Six of the country’s biggest mortgage lenders have announced that they will lend on cladding-hit flats covered by the Government or developer remediation schemes.
Hundreds of thousands of flats hit by the cladding scandal became unmortgagable after the Grenfell fire, with the properties deemed unsafe and too much of a fire safety risk to lend on.
But the half dozen major lenders have confirmed – via a Government statement – that they will provide mortgages once the cost of the repair works has been signed off.
The lenders are Barclays Bank, HSBC, Lloyds Banking Group, Nationwide, NatWest and Santander.
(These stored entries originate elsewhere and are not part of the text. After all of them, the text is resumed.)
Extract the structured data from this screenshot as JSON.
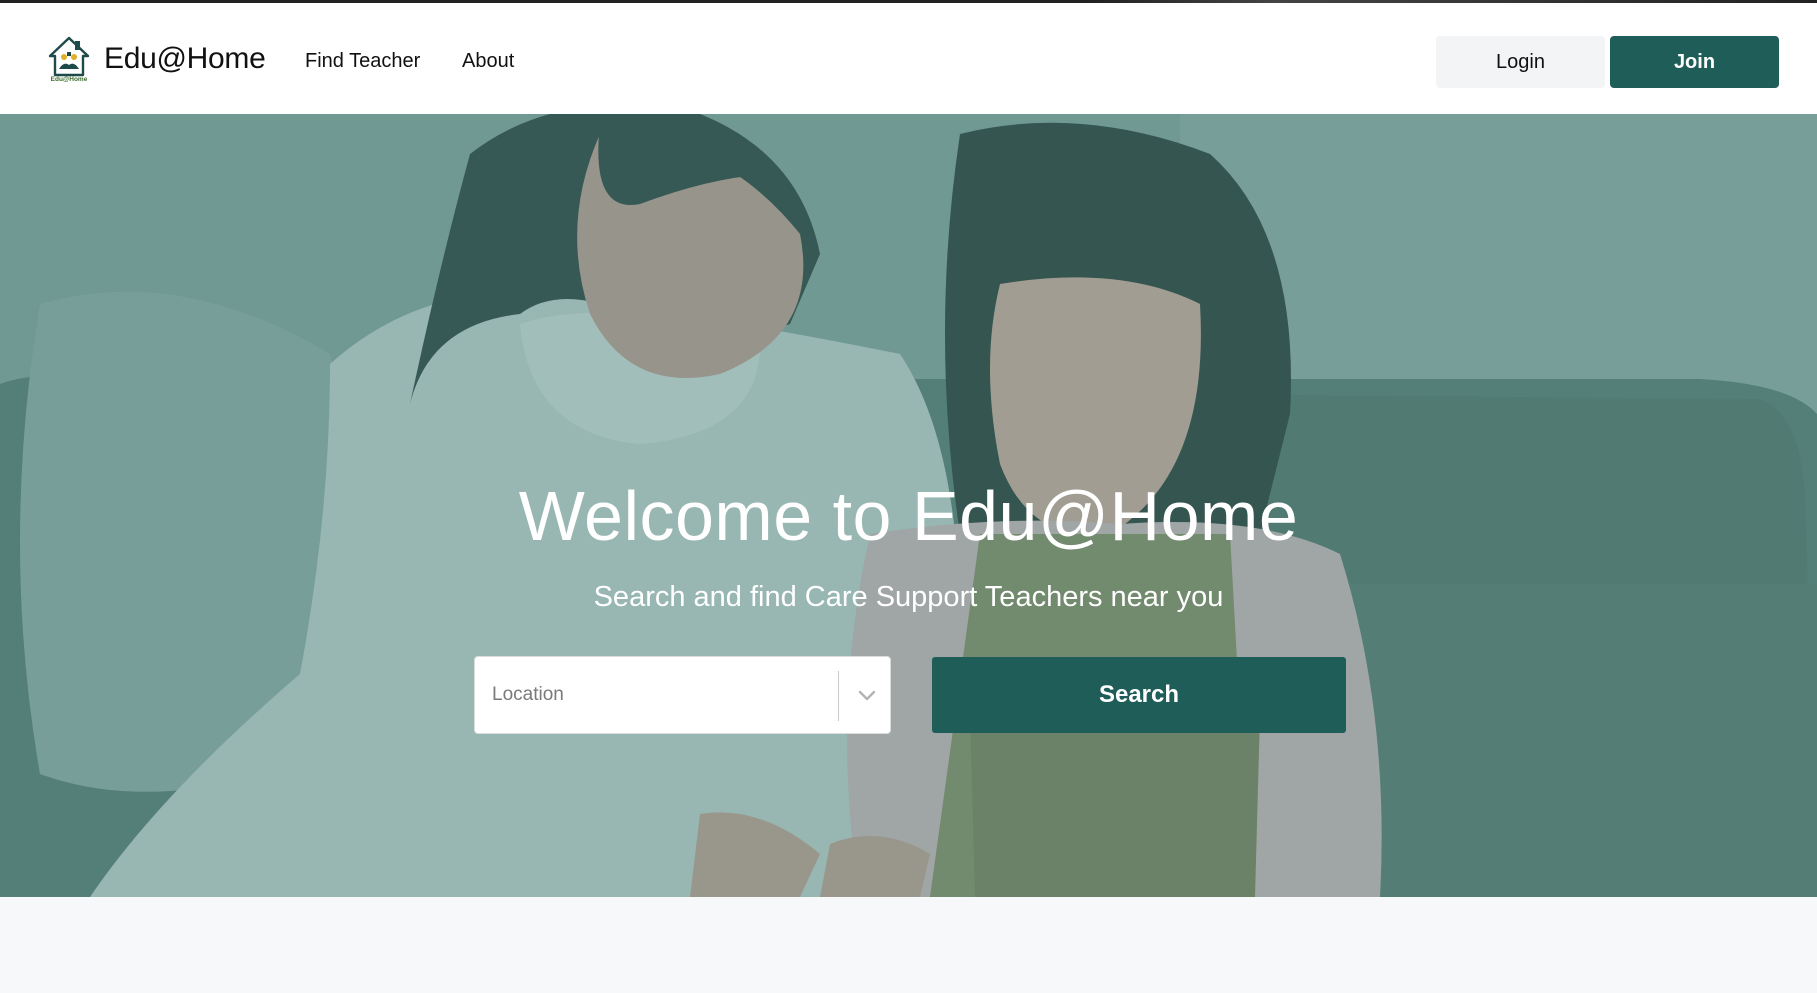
{
  "navbar": {
    "brand_name": "Edu@Home",
    "logo_text": "Edu@Home",
    "links": [
      {
        "label": "Find Teacher"
      },
      {
        "label": "About"
      }
    ],
    "login_label": "Login",
    "join_label": "Join"
  },
  "hero": {
    "title": "Welcome to Edu@Home",
    "subtitle": "Search and find Care Support Teachers near you",
    "location_placeholder": "Location",
    "search_label": "Search"
  },
  "colors": {
    "accent": "#1f5d59",
    "hero_overlay": "#5f8a84",
    "page_background": "#f7f8fa"
  }
}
Some industry insiders suggested that lenders may still need to change their risk policy and lending criteria before being able to lend on such properties.
However, UK Finance – the lending trade body – welcomed the work the Government has undertaken to ensure that leaseholders in properties impacted by cladding and building safety issues will be protected from the costs of remediation.
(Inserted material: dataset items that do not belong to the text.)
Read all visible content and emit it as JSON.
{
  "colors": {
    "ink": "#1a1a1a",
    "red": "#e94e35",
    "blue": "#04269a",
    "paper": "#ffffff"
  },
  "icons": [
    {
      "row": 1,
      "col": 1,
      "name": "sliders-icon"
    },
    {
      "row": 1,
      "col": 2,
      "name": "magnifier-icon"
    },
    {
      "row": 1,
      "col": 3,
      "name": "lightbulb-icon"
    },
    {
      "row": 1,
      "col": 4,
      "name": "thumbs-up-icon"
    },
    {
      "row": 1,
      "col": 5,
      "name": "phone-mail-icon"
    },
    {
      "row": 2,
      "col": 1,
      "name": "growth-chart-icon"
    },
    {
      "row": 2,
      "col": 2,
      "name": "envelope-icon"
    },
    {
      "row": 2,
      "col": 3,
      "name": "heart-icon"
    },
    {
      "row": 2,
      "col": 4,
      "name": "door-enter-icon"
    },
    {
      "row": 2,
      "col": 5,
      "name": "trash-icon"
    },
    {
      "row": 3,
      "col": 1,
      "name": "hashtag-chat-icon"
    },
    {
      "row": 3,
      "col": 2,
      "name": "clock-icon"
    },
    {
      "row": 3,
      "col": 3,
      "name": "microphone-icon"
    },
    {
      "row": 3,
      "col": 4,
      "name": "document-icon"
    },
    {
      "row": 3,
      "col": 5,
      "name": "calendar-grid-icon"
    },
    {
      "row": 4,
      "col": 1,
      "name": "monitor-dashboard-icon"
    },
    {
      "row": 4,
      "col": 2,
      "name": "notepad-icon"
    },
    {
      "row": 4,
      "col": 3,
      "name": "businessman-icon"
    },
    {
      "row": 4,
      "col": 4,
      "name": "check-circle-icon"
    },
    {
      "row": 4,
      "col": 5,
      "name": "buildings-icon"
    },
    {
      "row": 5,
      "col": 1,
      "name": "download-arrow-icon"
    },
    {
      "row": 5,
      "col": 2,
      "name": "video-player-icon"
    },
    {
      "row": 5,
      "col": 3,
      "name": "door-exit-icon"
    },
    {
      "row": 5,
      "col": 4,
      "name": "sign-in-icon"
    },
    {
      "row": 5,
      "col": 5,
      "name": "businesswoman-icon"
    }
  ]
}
It said: ‘The introduction of the developer self-remediation scheme, Government’s plans to re-open the Building Safety Fund, and a new remediation scheme for building between 11 and 18 metres will help to remove the financial risks to leaseholders in blocks of flats 11 metres and above.
‘We also recognise that the costs for remediating non-cladding defects is capped in law for qualifying leaseholders.’
Under the new Building Safety Act, leaseholders with non-cladding related issues are protected by a cap on how much they can pay for these costs.
The Act came into force at the end of last month, making it law that building owners – usually property developers or investors – are financially responsible for making dangerous buildings safe – and not the leaseholders of individual flats.